I’m not sorry no I’m not sorry no I’m not sorry no I’m not sorry. I saw that Ash a few days ago and that was alright in a kind of I wish charlotte hatherley was still there kind of way although that one they did at the end about twilight was enormous and he’s still got it and there was some good arm fighting going on got pushed right to the back of the pit and everything but tonight was more like it even though it seems to me that every band I see these days is just too good at what they do to be that exciting. once they rattled through the album and a couple of b sides that was it and so they left, sans encore, and so did we. they came round on the shuffle on my walkman the next day and I thought oh yes they were quite good and oh, funny how you sometimes get a genre run on shuffle at random and I got distracted and forgot everything. we are scientists on tuesday. then its double maths on wednesday. hahahahaaahaahaaa.

its a bit twangy

no. its them again. with that singer that can only be described as dave tong incarnate.

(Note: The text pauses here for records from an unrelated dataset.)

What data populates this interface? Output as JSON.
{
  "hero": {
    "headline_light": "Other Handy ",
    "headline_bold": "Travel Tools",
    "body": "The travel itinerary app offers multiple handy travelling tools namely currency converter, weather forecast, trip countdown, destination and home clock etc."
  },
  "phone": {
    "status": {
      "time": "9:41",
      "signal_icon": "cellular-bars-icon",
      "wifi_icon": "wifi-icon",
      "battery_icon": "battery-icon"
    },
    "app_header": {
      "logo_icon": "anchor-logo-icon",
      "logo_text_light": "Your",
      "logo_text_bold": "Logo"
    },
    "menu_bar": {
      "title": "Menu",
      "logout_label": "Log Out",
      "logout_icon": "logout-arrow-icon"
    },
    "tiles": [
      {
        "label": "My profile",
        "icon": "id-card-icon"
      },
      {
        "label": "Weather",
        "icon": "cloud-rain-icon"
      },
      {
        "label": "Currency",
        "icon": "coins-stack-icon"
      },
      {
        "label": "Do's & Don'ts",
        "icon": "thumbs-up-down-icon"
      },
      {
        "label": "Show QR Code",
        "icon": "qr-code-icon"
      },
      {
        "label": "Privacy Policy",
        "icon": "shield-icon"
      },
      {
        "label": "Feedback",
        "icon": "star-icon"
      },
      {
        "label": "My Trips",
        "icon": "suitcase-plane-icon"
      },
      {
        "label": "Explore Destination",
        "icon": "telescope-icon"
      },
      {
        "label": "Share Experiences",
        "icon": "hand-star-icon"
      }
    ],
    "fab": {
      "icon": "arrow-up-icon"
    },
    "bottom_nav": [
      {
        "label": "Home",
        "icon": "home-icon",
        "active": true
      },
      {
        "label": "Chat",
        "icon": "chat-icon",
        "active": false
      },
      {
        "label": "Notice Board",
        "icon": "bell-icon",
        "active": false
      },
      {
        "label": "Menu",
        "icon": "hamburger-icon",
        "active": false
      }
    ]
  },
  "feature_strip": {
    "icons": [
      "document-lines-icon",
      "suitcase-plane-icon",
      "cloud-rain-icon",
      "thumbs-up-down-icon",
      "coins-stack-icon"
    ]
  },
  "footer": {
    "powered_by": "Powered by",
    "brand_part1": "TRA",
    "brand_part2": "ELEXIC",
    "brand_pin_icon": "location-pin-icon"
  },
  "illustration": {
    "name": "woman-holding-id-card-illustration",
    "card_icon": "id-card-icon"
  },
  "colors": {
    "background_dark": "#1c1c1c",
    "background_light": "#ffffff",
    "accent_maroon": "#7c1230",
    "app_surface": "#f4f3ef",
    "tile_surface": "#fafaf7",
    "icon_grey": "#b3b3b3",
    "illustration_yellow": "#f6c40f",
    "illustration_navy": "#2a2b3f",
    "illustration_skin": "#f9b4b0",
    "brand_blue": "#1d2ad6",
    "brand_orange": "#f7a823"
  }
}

I nearly actually liked them this time but only very nearly. there was that one song at the beginning that was pretty good and as I’ve heard it 3 times in the last few weeks I’ve almost got used to it. but he looks like dave. can’t get over that.

as the ripples of one hand clapping bade little man tate farewell back up to sheffield or wherever they come from I just picked sheffield because that’s probably true which in fact it is, so the strangely empty pit began to swell slightly. and then a bit more. and then a bit more. but nothing too menacing. lots of short little stoners behaving themselves which I hadn’t really expected I thought at least there’d be a travelling minibus full of lacostes from wolverhampton openly flauting the smoking ban. oh. here they are. much like the banter that befell the 6 foot 7 young man at the enemy, this lot took ownership of their immediate area with some carefully placed ribbing of hapless students and middle class ‘dads picking me up after’ types who were no match for their untrained wit. their sword of glib swathed a path through the throng like a pencil flitting over a betting slip until they found their nirvana – a spot a bit to the left, behind some nervous teenage first timers. truth be told, these are the kind of people you like to see at the uea because they open their mouths occasionally and are wantonly up for it. without them each performance ends up being greeted by the faint sound of someone in the offices upstairs buttering a snackajack and a 12-year-old wooping like a girl, which they are.

by his own admission, the singer was feeling ‘a little rof’ as he had a throat infection and the first number was slightly encumbered by technical spasms so it was all rather ignominious and I was wondering if top gear was repeated on bbc3 tonight when things got better largely fuelled by the lager and brandy washing around on stage and notwithstanding the washing-up water sound system in the lower common room it all got subliminally marvellous. by the the time they cracked into ‘either way’ I was barking along with the wolves stoners, with my best EEVER WAYE, EEVER WAYE and the occasional I LUV YA spontaneous outburst and by now I really had no care whether I looked like an embarrassing dad at a wedding disco because I had the epiphinal feeling that them up there wouldn’t care. I mean, they were largely off their faces, but we were avin a parrtee.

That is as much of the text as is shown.